Implications on Federal Legislation on Voucher and Certificate Programs

Petitioner Sava Holding Corporation operates and owns an eighteen-unit residential development in New Jersey. The verbal contract of the lease provides that the tenants of the building pay monthly rent while leasing. Respondent Nellie Martinez. , a sixty-five-year-old widow, had been a tenant for six years, whose only source of income was the monthly Social Security benefits which was just enough to pay for the monthly rent of $450, later reduced to $425.

The leased building is regulated by the West New York Rent Control Ordinance. During the course of her tenancy, respondent later qualified as beneficiary to a Section 8 voucher to be used as substitute payment for rent which can likewise be redeemed by the landlord from the West New York Housing Authority or any of its instrumentality. Thereafter, respondent furnished the necessary documents of her qualifications and gave the voucher to the landlord to pay for her next month’s rent.

However, inasmuch as the landlord has never been a participant to the Section 8 program or other federal rental assistance program, it refused to accept said voucher because it was wary of being entangled with the tedious process of claiming receipt inherent in the complex “bureaucracy” of the program. A few months later, by virtue of non-payment, the landlord filed a summons and complaint against respondent.

In due course, the trial court held that Sava is not obliged to accept a Section 8 voucher and that the state statute prohibiting refusal can not hold sway before the voluntary nature of the federal Section 8 program of U. S. C. A. The said ordinance is preempted by the Supremacy clause. The trial court ordered respondent to pay the total rent due and a judgment of possession was thereafter entered.

This prompted respondent to a file a notice of appeal through which the Appellate Court division reversed the decision of the trial court and upheld the prohibition against the landlord to refuse the vouchers under the N. J. S. A. ordinance. Accordingly, it held that there was no conflict between the state statute and the federal law. The clauses are complementary to each other in the pursuit of regulating housing rent under state subsidy and both are aligned with the state policy regarding the security of affordable housing for low-income people. In addition, pending appeal, Sava transferred and sold the building to Franklin Tower One, L. L. C. , herein petitioner, which assumed economic interest as to the outcome of the litigation.

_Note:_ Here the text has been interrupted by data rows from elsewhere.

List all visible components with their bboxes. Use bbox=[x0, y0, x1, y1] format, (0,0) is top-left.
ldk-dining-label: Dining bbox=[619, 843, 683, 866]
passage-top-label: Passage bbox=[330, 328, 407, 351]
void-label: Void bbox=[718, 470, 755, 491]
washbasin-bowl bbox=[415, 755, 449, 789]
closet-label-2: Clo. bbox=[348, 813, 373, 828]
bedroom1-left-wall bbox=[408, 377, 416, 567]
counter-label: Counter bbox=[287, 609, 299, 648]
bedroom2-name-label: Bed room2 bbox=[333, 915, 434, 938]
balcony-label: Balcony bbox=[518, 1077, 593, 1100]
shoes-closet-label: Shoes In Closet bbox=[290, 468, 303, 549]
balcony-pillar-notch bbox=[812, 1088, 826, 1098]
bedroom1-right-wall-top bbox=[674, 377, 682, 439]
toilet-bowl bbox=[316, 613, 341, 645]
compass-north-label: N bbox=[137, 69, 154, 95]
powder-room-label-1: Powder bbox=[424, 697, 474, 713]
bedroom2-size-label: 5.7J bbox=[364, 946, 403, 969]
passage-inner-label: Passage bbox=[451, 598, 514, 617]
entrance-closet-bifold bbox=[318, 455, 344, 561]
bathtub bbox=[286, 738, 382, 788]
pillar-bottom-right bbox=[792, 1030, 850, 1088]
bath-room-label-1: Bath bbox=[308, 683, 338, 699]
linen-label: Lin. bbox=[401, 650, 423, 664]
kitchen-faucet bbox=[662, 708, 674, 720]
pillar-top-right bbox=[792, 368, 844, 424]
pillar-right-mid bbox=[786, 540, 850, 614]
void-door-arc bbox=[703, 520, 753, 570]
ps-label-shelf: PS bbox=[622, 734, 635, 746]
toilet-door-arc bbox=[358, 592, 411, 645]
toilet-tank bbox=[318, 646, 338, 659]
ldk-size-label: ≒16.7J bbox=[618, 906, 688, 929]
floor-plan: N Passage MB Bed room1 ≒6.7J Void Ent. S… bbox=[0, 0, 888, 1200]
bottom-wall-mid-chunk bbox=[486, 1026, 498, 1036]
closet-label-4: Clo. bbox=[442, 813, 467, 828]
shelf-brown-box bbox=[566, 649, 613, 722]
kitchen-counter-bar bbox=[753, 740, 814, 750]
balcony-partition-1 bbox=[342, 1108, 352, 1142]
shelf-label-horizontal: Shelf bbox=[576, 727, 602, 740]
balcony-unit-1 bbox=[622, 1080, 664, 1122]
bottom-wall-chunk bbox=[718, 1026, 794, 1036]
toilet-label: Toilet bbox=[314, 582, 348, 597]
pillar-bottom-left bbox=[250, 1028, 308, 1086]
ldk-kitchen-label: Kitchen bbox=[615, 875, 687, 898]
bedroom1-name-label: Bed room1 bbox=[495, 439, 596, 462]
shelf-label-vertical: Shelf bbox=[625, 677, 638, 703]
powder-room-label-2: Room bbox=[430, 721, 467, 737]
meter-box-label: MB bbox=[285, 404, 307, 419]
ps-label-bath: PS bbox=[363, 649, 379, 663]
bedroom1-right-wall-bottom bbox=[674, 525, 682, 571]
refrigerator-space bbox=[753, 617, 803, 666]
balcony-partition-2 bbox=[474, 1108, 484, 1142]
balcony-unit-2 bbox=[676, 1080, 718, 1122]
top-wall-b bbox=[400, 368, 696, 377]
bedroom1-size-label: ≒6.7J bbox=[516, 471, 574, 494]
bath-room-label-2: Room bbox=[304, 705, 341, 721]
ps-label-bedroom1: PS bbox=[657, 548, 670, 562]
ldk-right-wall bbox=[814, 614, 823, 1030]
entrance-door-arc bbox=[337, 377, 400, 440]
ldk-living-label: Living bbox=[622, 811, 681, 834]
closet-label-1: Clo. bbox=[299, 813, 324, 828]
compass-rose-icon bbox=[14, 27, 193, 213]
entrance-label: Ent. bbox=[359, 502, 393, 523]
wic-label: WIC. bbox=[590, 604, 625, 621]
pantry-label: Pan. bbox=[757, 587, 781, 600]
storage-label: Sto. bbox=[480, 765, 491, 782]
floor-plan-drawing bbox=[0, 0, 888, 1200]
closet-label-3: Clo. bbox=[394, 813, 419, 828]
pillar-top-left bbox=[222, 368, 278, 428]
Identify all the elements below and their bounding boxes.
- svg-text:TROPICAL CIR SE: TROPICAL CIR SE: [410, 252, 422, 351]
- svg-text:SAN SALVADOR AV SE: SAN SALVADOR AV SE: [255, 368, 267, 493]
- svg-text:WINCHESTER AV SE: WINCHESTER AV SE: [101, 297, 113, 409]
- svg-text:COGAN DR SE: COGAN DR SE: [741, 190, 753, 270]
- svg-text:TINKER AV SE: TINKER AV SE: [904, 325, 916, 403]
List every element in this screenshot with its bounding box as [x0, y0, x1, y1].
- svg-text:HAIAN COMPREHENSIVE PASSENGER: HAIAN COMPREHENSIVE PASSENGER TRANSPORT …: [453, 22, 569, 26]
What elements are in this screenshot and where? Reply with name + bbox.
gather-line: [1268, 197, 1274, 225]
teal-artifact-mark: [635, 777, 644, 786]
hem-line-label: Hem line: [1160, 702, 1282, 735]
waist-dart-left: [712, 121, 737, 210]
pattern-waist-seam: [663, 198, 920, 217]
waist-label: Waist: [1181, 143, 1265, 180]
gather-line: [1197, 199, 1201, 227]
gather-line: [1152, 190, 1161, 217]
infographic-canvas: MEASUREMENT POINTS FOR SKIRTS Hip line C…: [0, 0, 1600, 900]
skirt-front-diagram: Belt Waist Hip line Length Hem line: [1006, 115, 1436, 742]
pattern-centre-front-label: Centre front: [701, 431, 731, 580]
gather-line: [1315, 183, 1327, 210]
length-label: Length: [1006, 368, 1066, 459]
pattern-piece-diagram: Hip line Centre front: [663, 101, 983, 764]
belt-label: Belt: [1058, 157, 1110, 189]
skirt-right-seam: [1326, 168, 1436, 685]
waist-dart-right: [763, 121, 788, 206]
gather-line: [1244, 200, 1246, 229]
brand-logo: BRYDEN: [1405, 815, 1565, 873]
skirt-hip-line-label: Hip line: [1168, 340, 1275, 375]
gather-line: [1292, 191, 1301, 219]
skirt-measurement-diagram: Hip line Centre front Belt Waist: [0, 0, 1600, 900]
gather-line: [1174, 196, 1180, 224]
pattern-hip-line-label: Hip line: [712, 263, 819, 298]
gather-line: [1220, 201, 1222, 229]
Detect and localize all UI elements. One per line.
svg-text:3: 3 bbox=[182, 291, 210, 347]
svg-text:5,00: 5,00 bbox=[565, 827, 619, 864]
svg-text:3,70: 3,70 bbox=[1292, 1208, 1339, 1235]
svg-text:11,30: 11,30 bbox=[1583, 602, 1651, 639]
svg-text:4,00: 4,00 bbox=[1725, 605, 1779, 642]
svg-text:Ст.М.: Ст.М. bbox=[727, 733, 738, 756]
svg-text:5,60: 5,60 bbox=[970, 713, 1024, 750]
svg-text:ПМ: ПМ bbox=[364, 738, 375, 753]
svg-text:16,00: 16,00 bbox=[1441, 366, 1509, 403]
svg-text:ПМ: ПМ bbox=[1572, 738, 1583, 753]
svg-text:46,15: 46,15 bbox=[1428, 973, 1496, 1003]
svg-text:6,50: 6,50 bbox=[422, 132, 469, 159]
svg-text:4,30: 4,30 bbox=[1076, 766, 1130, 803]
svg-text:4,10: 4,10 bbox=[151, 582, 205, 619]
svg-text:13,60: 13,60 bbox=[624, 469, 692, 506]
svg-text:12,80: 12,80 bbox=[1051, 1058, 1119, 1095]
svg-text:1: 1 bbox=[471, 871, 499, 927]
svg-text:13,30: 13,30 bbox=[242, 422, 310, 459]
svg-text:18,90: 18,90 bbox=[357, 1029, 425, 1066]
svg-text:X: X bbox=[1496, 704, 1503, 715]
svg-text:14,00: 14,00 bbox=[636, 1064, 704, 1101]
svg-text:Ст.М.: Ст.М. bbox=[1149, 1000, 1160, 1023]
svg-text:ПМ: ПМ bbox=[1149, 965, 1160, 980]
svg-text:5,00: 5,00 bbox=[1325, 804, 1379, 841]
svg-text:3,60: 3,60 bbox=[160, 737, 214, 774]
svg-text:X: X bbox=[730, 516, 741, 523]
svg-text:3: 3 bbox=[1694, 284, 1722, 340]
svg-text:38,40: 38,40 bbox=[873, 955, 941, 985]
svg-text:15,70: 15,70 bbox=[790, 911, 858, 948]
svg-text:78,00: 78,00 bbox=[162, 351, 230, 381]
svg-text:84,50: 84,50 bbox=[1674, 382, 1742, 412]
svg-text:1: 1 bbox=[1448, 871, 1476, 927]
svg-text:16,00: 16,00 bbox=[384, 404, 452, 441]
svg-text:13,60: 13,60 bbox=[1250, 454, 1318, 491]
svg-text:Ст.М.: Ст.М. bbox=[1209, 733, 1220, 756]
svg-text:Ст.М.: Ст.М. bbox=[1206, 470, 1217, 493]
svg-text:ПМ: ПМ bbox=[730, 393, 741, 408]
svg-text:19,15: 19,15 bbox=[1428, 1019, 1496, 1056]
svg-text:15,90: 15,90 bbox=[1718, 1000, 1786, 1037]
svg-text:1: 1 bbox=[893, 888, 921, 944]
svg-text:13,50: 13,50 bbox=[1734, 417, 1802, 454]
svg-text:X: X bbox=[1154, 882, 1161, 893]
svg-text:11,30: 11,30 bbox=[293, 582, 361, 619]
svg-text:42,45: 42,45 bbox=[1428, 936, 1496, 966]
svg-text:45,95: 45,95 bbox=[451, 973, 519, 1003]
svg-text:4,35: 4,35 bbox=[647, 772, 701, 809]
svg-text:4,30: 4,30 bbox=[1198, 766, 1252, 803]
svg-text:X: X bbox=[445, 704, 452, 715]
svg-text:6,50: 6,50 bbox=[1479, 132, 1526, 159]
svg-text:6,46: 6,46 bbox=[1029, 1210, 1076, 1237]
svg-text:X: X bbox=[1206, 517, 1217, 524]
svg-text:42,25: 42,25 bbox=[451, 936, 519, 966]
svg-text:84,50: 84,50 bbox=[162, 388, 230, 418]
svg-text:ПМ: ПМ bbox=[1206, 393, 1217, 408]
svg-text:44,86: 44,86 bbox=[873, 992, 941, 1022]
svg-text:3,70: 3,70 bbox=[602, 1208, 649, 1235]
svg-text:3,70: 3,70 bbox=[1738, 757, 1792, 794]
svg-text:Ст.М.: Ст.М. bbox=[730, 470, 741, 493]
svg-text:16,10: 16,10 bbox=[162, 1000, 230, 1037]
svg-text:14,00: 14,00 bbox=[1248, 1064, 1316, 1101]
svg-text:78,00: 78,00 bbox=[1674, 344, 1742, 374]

II. Issues of the Case The case filed before the Supreme Court of New Jersey is on whether or not N. J. S. A. 2A:42-100 is a valid prohibition against a landlord from refusing to accept a Section 8 voucher from a tenant who later becomes qualified for state benefits during the period of her tenancy, while the same landlord has not participated in the rental assistance program of federal law Section 8 before.

Corollary to the issue on appeal is the question whether N. J. S. A. , prohibiting a landlord to refuse voucher payments, preempts or is contrary to the spirit and tenor of Section 8 of the Housing and Community Development Act of 1974 where it makes the participation of the landlord under a federal policy for affordable houses and rent voluntary. Anent the issue of the case, the Supreme Court adumbrated the legislative history and intent of both the Section 8 housing assistance program and the N. S. J. A.

Accordingly, the Section 8 program was enacted to give aid to low-income families “in obtaining a decent place to live and of promoting economically mixed house” 42 U. S. C. A. 1437 f(a). It was established by the Housing and Community Development act of 1974 which superseded the United States Housing Act of 1937. Section 8 authorizes the state “to enter into annual contribution contracts with local public housing authorities so that they may make assistance payments to owners of existing welling units, id. (b).